El mayor mérito de Federico fue intentar atrapar, de palabra y por escrito, un duende que solía escapársele incluso a los mejores artistas de la más profunda Andalucía, incluso a aquellos que Sánchez Mejías y La Argentinita fueron recopilando con el asesoramiento de Rafael Alberti y María Teresa León para configurar un espectáculo como el de Las calles de Cádiz, con el que se devolvía a los escenarios a la viuda de Joselito El Gallo, ya amante del también torero Sánchez Mejías. En aquel espectáculo –que años después retomaría Concha Piquer- no pudo participar Torre, porque aunque empezó a montarse en 1930, no se estrenó hasta el 10 de junio de 1933 en Teatro Falla de Cádiz, precisamente en un gran homenaje al compositor, con participación de la recién creada Orquesta Bética de Cámara y la dirección de Ernesto Halffer, y luego giró por Madrid y por casi toda España. El número mayor del espectáculo era la escenificación de Nochebuena en Jerez, en el que volvían a lucirse, además de La Argentinita, bailaoras viejas jerezanas como La Macarrona y La Malena y un cantaor jondo como Rafael Ramos Antúnez, que pasaría la historia como el Niño Gloria, que habría de pasar de jornalero del campo a artista inspirador de los más grandes cantaores...

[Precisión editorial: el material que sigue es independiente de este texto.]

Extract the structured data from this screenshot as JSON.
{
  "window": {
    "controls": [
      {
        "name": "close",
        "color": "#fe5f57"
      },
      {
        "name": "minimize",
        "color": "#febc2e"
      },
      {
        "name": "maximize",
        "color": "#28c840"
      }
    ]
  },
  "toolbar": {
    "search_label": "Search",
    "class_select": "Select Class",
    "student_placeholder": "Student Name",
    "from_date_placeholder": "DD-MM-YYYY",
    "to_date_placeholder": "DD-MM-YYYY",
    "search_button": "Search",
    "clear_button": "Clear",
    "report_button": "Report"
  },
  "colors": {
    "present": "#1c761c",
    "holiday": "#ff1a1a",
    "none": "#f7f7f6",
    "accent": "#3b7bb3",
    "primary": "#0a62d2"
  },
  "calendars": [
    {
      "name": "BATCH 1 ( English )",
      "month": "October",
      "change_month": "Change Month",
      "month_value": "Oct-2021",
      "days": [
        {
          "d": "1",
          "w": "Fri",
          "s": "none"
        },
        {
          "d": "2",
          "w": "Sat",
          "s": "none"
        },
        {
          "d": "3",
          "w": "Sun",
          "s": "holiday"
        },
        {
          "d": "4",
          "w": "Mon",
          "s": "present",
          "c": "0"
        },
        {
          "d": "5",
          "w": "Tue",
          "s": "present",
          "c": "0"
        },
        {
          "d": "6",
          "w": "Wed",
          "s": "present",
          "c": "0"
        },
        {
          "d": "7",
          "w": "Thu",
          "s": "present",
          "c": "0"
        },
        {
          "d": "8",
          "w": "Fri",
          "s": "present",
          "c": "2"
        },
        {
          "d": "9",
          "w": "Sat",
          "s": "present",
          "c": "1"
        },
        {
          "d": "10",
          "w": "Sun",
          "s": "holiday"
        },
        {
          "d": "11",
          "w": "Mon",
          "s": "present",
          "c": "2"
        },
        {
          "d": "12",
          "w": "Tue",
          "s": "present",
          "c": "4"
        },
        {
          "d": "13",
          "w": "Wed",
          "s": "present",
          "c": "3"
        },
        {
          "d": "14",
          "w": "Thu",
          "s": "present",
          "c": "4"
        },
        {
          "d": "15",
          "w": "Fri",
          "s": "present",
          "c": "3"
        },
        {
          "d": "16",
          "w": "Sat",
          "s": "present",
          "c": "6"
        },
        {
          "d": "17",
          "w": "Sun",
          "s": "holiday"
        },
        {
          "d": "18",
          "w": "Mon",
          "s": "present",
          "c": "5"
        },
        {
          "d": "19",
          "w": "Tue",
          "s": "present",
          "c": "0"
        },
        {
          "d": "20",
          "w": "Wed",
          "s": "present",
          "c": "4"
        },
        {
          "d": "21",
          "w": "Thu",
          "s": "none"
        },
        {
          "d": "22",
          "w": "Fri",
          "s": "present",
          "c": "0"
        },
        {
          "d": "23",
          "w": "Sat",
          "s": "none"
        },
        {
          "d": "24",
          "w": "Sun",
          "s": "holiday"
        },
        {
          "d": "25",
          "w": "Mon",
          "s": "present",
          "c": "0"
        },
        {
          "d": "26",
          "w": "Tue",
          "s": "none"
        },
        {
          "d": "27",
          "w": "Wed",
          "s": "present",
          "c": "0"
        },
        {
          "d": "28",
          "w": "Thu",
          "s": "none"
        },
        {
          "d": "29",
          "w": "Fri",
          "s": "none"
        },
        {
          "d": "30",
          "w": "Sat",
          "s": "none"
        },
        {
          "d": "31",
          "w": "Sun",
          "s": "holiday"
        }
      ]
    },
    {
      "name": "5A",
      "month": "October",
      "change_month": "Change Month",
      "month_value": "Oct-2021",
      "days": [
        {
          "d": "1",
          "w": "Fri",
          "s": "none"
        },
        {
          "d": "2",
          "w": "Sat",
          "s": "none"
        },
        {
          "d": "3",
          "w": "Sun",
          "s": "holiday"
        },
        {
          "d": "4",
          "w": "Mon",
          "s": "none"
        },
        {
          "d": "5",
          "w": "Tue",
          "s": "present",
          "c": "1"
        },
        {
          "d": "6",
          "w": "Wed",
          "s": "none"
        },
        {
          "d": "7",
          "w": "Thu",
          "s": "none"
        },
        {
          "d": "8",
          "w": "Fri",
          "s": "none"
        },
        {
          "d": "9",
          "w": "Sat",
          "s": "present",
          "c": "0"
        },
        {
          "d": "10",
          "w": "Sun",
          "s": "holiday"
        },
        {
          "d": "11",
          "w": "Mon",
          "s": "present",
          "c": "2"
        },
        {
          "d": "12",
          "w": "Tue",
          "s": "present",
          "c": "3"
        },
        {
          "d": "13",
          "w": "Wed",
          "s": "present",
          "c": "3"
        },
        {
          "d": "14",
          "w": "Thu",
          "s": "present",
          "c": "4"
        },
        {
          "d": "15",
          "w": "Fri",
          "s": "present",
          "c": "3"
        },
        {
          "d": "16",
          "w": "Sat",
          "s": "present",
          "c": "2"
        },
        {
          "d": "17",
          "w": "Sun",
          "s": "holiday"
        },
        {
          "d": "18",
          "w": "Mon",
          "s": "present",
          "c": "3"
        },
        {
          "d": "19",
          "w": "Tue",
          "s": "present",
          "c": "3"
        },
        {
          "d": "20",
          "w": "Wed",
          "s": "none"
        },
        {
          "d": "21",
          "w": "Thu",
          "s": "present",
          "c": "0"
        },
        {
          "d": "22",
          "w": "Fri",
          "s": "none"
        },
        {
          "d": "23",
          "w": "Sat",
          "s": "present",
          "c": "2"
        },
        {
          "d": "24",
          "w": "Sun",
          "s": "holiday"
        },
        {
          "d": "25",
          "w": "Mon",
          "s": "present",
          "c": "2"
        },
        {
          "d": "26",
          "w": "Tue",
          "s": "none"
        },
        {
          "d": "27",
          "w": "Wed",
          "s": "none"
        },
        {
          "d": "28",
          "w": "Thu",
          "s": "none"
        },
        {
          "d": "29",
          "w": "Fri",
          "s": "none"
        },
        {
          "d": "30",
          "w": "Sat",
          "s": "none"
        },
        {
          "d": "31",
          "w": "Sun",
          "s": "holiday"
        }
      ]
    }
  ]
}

De aquel mismo sabor jerezano y navideño, de los textos de Guillermo Núñez del Prado titulados Cantaores Andaluces. Historias y Tragedias, publicados en 1904 en Barcelona, e incluso de la novela La bodega (1905) de Vicente Blasco Ibáñez habría de sacar Federico incluso el más misterioso de sus romances, el titulado “de la Guardia Civil española”, incardinado justamente en Jerez, “la ciudad de los gitanos”, que no eran –o no habían sido en la historia real- solamente gitanos, sino campesinos hambrientos que habían decidido movilizarse en luchas que terminaron encontrándose frontalmente con la Guardia Civil. En aquellos actos represivos de noviembre y diciembre de 1882, 3.000 jornaleros fueron detenidos y los líderes de la revuelta ejecutados públicamente a garrote vil en la jerezana plaza del Mercado... Más de medio siglo después, Lorca haría como con la noticia de los amantes huidos en Níjar (Almería) con que configuró sus Bodas de Sangre: convertir la realidad en mito: “La ciudad libre de miedo, / multiplicaba sus puertas. / Cuarenta guardias civiles / entraron a saco por ellas. / Los relojes se pararon, / y el coñac de las botellas / se disfrazó de noviembre / para no infundir sospechas. / Un vuelo de gritos largos / se levantó en las veletas. / Los sables cortan las brisas / que los cascos atropellan. / Por las calles de penumbra / huyen las gitanas viejas / con los caballos dormidos / y las orzas de monedas”. Para entonces, ni la poesía ni el flamenco iban a volver a ser los mismos, y todo había cambiado, como tantas otras cosas, en aquella primavera tardía de 1922, va a hacer ahora justamente un siglo.